We can have a "good" month but still not have enough cash in the bank to pay everyone we owe. Or we can have a "bad" month, but money from a previous month just came in, so there's plenty to go around. Accrual accounting helps us see the big picture and make good financial plans, but it does not solve the problem of not enough cash in a given month.

To do that, we need to undestand which bills can be put off, which must be paid quickly, and we need to build up enough cash in the bank to get us through the weak times.

Looking so far at this year (2005) it seems that Free Geek's largest loss per month was in January and was about $8,000. For cash flow purposes a good target might then seem to be at least $8,000 "spare" money sitting in the bank. However, looking at the numbers again, we see that February and March were also loss months, and we lost over $19,000 during the three month period. Then we started making money again. So a better target would be to have something closer to $20,000 "spare" money sitting in the bank. (This is just for cash flow purposes. It does not address other problems, such as waht if we were forced to close for a month?)

The monthly cycle at Free Geek

Sixty percent of the money that Free Geek spends happens in the last week of the month when payroll is due. Another 25% goes out around that time as well when rent and utilities are due. So 85% of expenses tend to happen within a few days either way of the last day of the month.

So at the beginning of the month we owe rent and some utilities and hopefully they are paid in short order. Since we have been open for only a few days, very little money has come in at this point, so expect the first week to look like we're losing money.

The second week usually looks better since we've made back the money we spent on rent.

By the third week things looks really good, because we've seen most of the month go by, but we haven't had to pay for staff costs yet.

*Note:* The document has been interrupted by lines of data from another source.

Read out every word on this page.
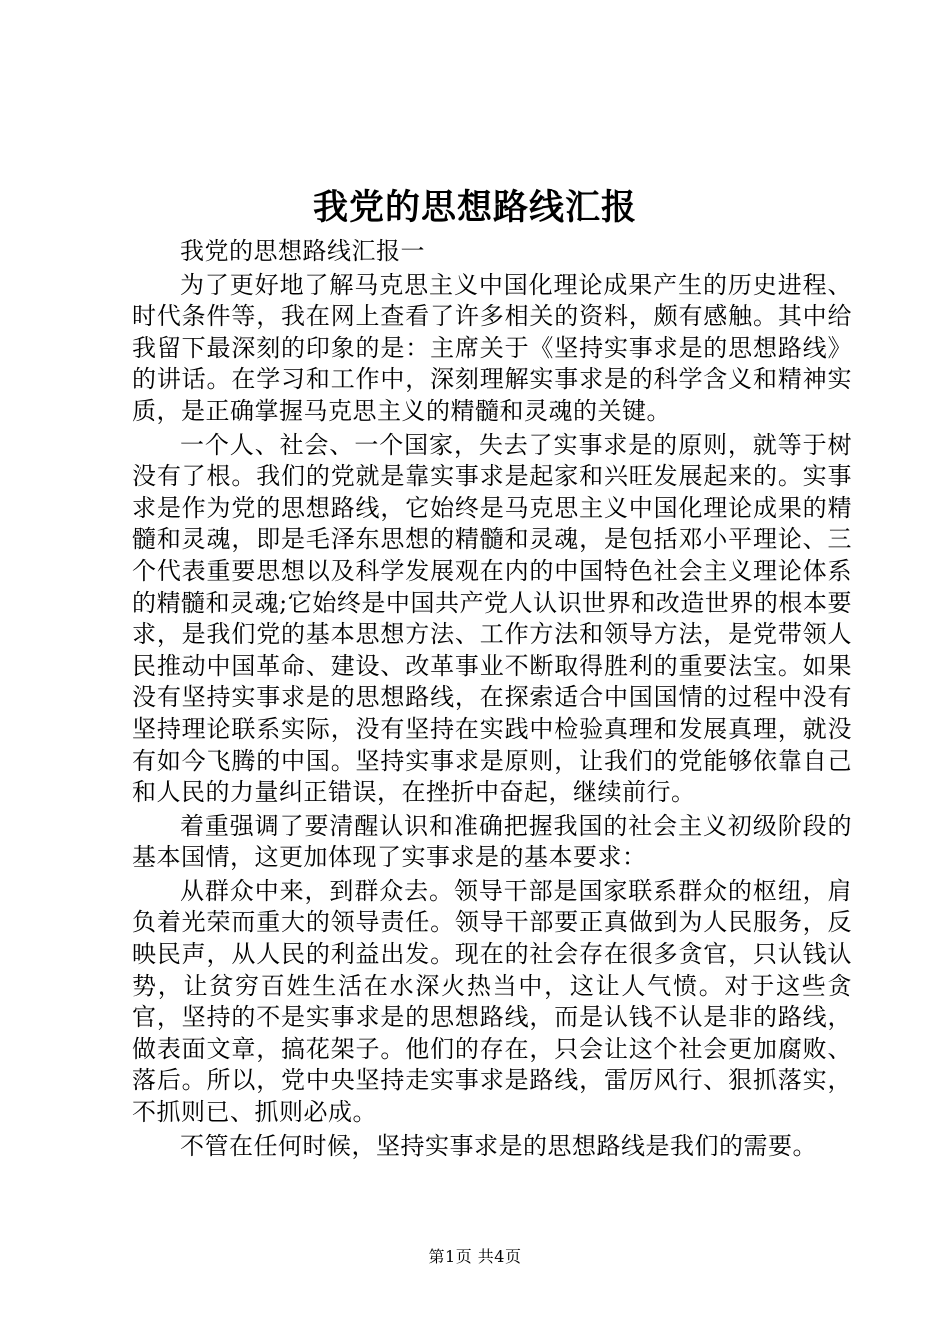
我党的思想路线汇报

我党的思想路线汇报一

为了更好地了解马克思主义中国化理论成果产生的历史进程、时代条件等，我在网上查看了许多相关的资料，颇有感触。其中给我留下最深刻的印象的是：主席关于《坚持实事求是的思想路线》的讲话。在学习和工作中，深刻理解实事求是的科学含义和精神实质，是正确掌握马克思主义的精髓和灵魂的关键。

一个人、社会、一个国家，失去了实事求是的原则，就等于树没有了根。我们的党就是靠实事求是起家和兴旺发展起来的。实事求是作为党的思想路线，它始终是马克思主义中国化理论成果的精髓和灵魂，即是毛泽东思想的精髓和灵魂，是包括邓小平理论、三个代表重要思想以及科学发展观在内的中国特色社会主义理论体系的精髓和灵魂;它始终是中国共产党人认识世界和改造世界的根本要求，是我们党的基本思想方法、工作方法和领导方法，是党带领人民推动中国革命、建设、改革事业不断取得胜利的重要法宝。如果没有坚持实事求是的思想路线，在探索适合中国国情的过程中没有坚持理论联系实际，没有坚持在实践中检验真理和发展真理，就没有如今飞腾的中国。坚持实事求是原则，让我们的党能够依靠自己和人民的力量纠正错误，在挫折中奋起，继续前行。

着重强调了要清醒认识和准确把握我国的社会主义初级阶段的基本国情，这更加体现了实事求是的基本要求：

从群众中来，到群众去。领导干部是国家联系群众的枢纽，肩负着光荣而重大的领导责任。领导干部要正真做到为人民服务，反映民声，从人民的利益出发。现在的社会存在很多贪官，只认钱认势，让贫穷百姓生活在水深火热当中，这让人气愤。对于这些贪官，坚持的不是实事求是的思想路线，而是认钱不认是非的路线，做表面文章，搞花架子。他们的存在，只会让这个社会更加腐败、落后。所以，党中央坚持走实事求是路线，雷厉风行、狠抓落实，不抓则已、抓则必成。

不管在任何时候，坚持实事求是的思想路线是我们的需要。

第1页 共4页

At the end of the month things even out when we make payroll.

Estimated costs

When a truck comes to pick up monitors (which cost us) or scrap material (which make us money), we estimate the income or expense and enter it into the books as soon as possible. However, it may be several weeks before we get an actual amount. We can't know how much money was lost or made in a given month until these estimates have been adjusted.

Unrecorded transactions

Several transactions come in during the course of a month. The vast majority of these are recorded in the books as they come in, but some slip by, for instance automatic payments to the ISP or debit card transactions that didn't make it to the bookkeeper. These transactions aren't usually caught until the bank statement comes in around the 10th of the month. An accurate accounting of the month needs to wait for these transactions to be entered.